- Title: Memento
- Director: Christopher Nolan
- Date: 2000
- Studio: Newmarket Capital Group, Summit Entertainment, Columbia-Tristar (distributor)
- Genre: Suspense
- Cast: Guy Pearce, Carrie-Anne Moss, Joe Pantoliano, Callum Keith Rennie
- Format: Color, Widescreen
- DVD Format: R1, NTSC
“That must suck. It’s all backwards. I mean, like, maybe you’ve got an idea about what you want to do next, but you can’t remember what you just did.” – Hotel Clerk
“I’m disciplined and organized. I use habit and routine to make my life possible.” – Leonard
Memento is a remarkable movie, because it uses a structure that I don’t think any other film has used. The film is told backwards. It’s also unusual in that there are two films in one. The main story, in color, has each scene taking place immediately before the scene that precedes it. The backing story, in black and white, does move forward in time and is almost a commentary on the other scenes. It also serves to orient the viewer some in any areas that might be really confusing.
The first time I saw Memento, I knew going in that the film would be told backwards – it is what it’s famous for. And even though the film is a little confusing at first, one quickly becomes used to the idea – and it really isn’t as confusing as you might think. The structure forces the viewer to pay close attention to what is happening in the film. The structure also really, really puts an emphasis on editing. And as you watch the film, you end up mentally re-ordering the scenes to put them in context.
However, the structure also emphasizes the character and his point of view. The main character, Leonard (Guy Pearce), is suffering from retrograde amnesia. That is, due to a trauma (we’re told) he can remember his life before the trauma, but he can’t make new memories. Leonard’s life exists in the brief span of a scene, the minute he loses focus, or falls asleep, he forgets everything that’s happened to him.
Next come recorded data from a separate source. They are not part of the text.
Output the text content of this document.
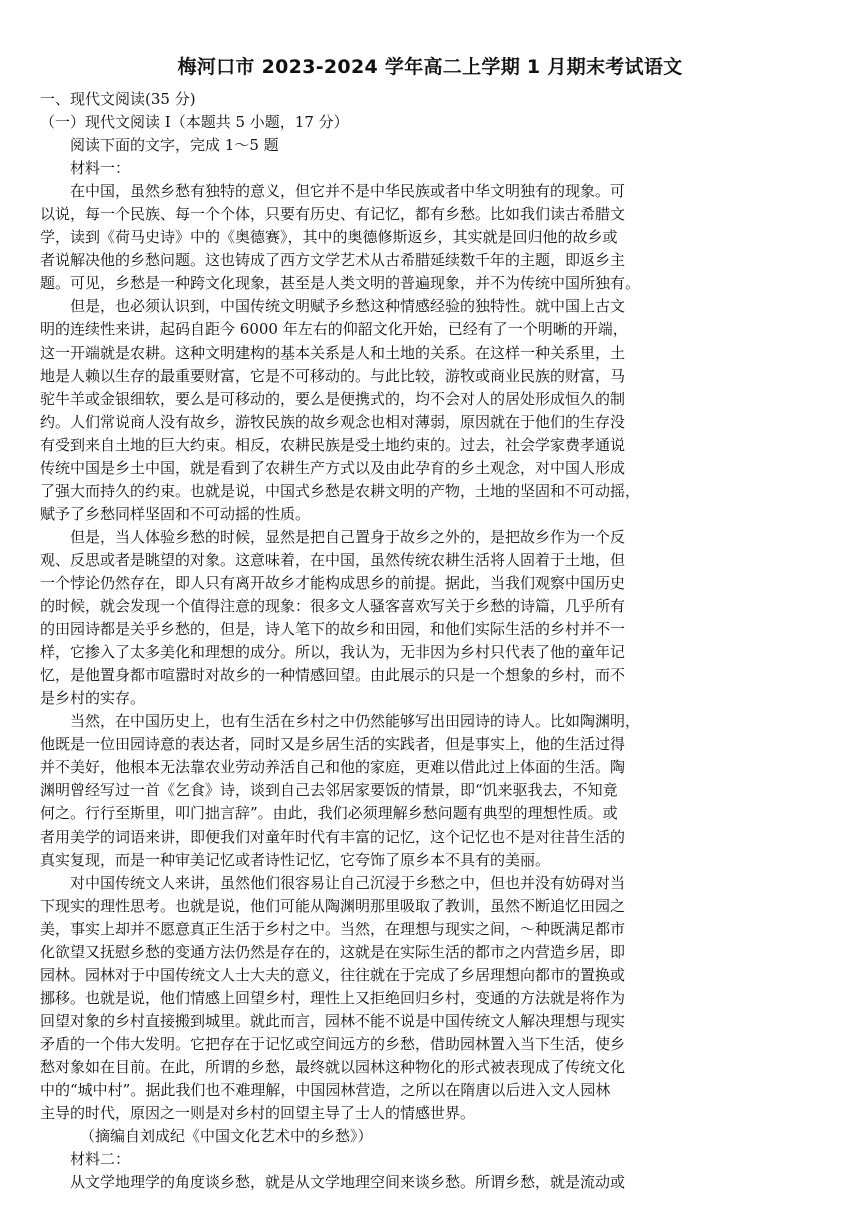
梅河口市 2023-2024 学年高二上学期 1 月期末考试语文
一、现代文阅读(35 分)
（一）现代文阅读 I（本题共 5 小题，17 分）
阅读下面的文字，完成 1～5 题
材料一：
在中国，虽然乡愁有独特的意义，但它并不是中华民族或者中华文明独有的现象。可
以说，每一个民族、每一个个体，只要有历史、有记忆，都有乡愁。比如我们读古希腊文
学，读到《荷马史诗》中的《奥德赛》，其中的奥德修斯返乡，其实就是回归他的故乡或
者说解决他的乡愁问题。这也铸成了西方文学艺术从古希腊延续数千年的主题，即返乡主
题。可见，乡愁是一种跨文化现象，甚至是人类文明的普遍现象，并不为传统中国所独有。
但是，也必须认识到，中国传统文明赋予乡愁这种情感经验的独特性。就中国上古文
明的连续性来讲，起码自距今 6000 年左右的仰韶文化开始，已经有了一个明晰的开端，
这一开端就是农耕。这种文明建构的基本关系是人和土地的关系。在这样一种关系里，土
地是人赖以生存的最重要财富，它是不可移动的。与此比较，游牧或商业民族的财富，马
驼牛羊或金银细软，要么是可移动的，要么是便携式的，均不会对人的居处形成恒久的制
约。人们常说商人没有故乡，游牧民族的故乡观念也相对薄弱，原因就在于他们的生存没
有受到来自土地的巨大约束。相反，农耕民族是受土地约束的。过去，社会学家费孝通说
传统中国是乡土中国，就是看到了农耕生产方式以及由此孕育的乡土观念，对中国人形成
了强大而持久的约束。也就是说，中国式乡愁是农耕文明的产物，土地的坚固和不可动摇，
赋予了乡愁同样坚固和不可动摇的性质。
但是，当人体验乡愁的时候，显然是把自己置身于故乡之外的，是把故乡作为一个反
观、反思或者是眺望的对象。这意味着，在中国，虽然传统农耕生活将人固着于土地，但
一个悖论仍然存在，即人只有离开故乡才能构成思乡的前提。据此，当我们观察中国历史
的时候，就会发现一个值得注意的现象：很多文人骚客喜欢写关于乡愁的诗篇，几乎所有
的田园诗都是关乎乡愁的，但是，诗人笔下的故乡和田园，和他们实际生活的乡村并不一
样，它掺入了太多美化和理想的成分。所以，我认为，无非因为乡村只代表了他的童年记
忆，是他置身都市喧嚣时对故乡的一种情感回望。由此展示的只是一个想象的乡村，而不
是乡村的实存。
当然，在中国历史上，也有生活在乡村之中仍然能够写出田园诗的诗人。比如陶渊明，
他既是一位田园诗意的表达者，同时又是乡居生活的实践者，但是事实上，他的生活过得
并不美好，他根本无法靠农业劳动养活自己和他的家庭，更难以借此过上体面的生活。陶
渊明曾经写过一首《乞食》诗，谈到自己去邻居家要饭的情景，即“饥来驱我去，不知竟
何之。行行至斯里，叩门拙言辞”。由此，我们必须理解乡愁问题有典型的理想性质。或
者用美学的词语来讲，即便我们对童年时代有丰富的记忆，这个记忆也不是对往昔生活的
真实复现，而是一种审美记忆或者诗性记忆，它夸饰了原乡本不具有的美丽。
对中国传统文人来讲，虽然他们很容易让自己沉浸于乡愁之中，但也并没有妨碍对当
下现实的理性思考。也就是说，他们可能从陶渊明那里吸取了教训，虽然不断追忆田园之
美，事实上却并不愿意真正生活于乡村之中。当然，在理想与现实之间，～种既满足都市
化欲望又抚慰乡愁的变通方法仍然是存在的，这就是在实际生活的都市之内营造乡居，即
园林。园林对于中国传统文人士大夫的意义，往往就在于完成了乡居理想向都市的置换或
挪移。也就是说，他们情感上回望乡村，理性上又拒绝回归乡村，变通的方法就是将作为
回望对象的乡村直接搬到城里。就此而言，园林不能不说是中国传统文人解决理想与现实
矛盾的一个伟大发明。它把存在于记忆或空间远方的乡愁，借助园林置入当下生活，使乡
愁对象如在目前。在此，所谓的乡愁，最终就以园林这种物化的形式被表现成了传统文化
中的“城中村”。据此我们也不难理解，中国园林营造，之所以在隋唐以后进入文人园林
主导的时代，原因之一则是对乡村的回望主导了士人的情感世界。
（摘编自刘成纪《中国文化艺术中的乡愁》）
材料二：
从文学地理学的角度谈乡愁，就是从文学地理空间来谈乡愁。所谓乡愁，就是流动或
The highly unusual structure, of telling the story backwards, emphasizes this – if you haven’t seen the movie before, you don’t know what happened before either. Therefore when Leonard finds himself chasing a guy – or as he quickly realizes – being chased by a guy with a gun, the audience also has no idea why.
Upon viewing the film a second time, the structure still works. Because the film is told in reverse order, it’s hard to remember individual scenes – so one is, for example, still confused as to why Leonard’s being chased. I was surprised when I watched the film a second time, that the structure still worked and the film isn’t a one hit wonder. I knew the big secret from the end of the film, of course, which I’m not going to reveal in this review. Memento still works as a film even on a second viewing.
Memento is also a film that has a timeless look to it. It’s a story told in cheap hotels, dive bars, and abandoned buildings. Even the one home we see (Natalie’s), although nice, is incredibly nondescript. The anonymous places accentuate Leonard’s situation.
However, Memento is, at it’s center a disturbing film – not because of it’s unique structure, which the viewer quickly gets used to, but because of the Big Secret at the end of the film, The end, which is really the beginning when you think about it. I don’t want to spoil that for movie viewers who haven’t seen it, but once you know, it changes how you view the film. And probably not in the way you think.
Recommendation: See it! I would especially recommend this movie to film students.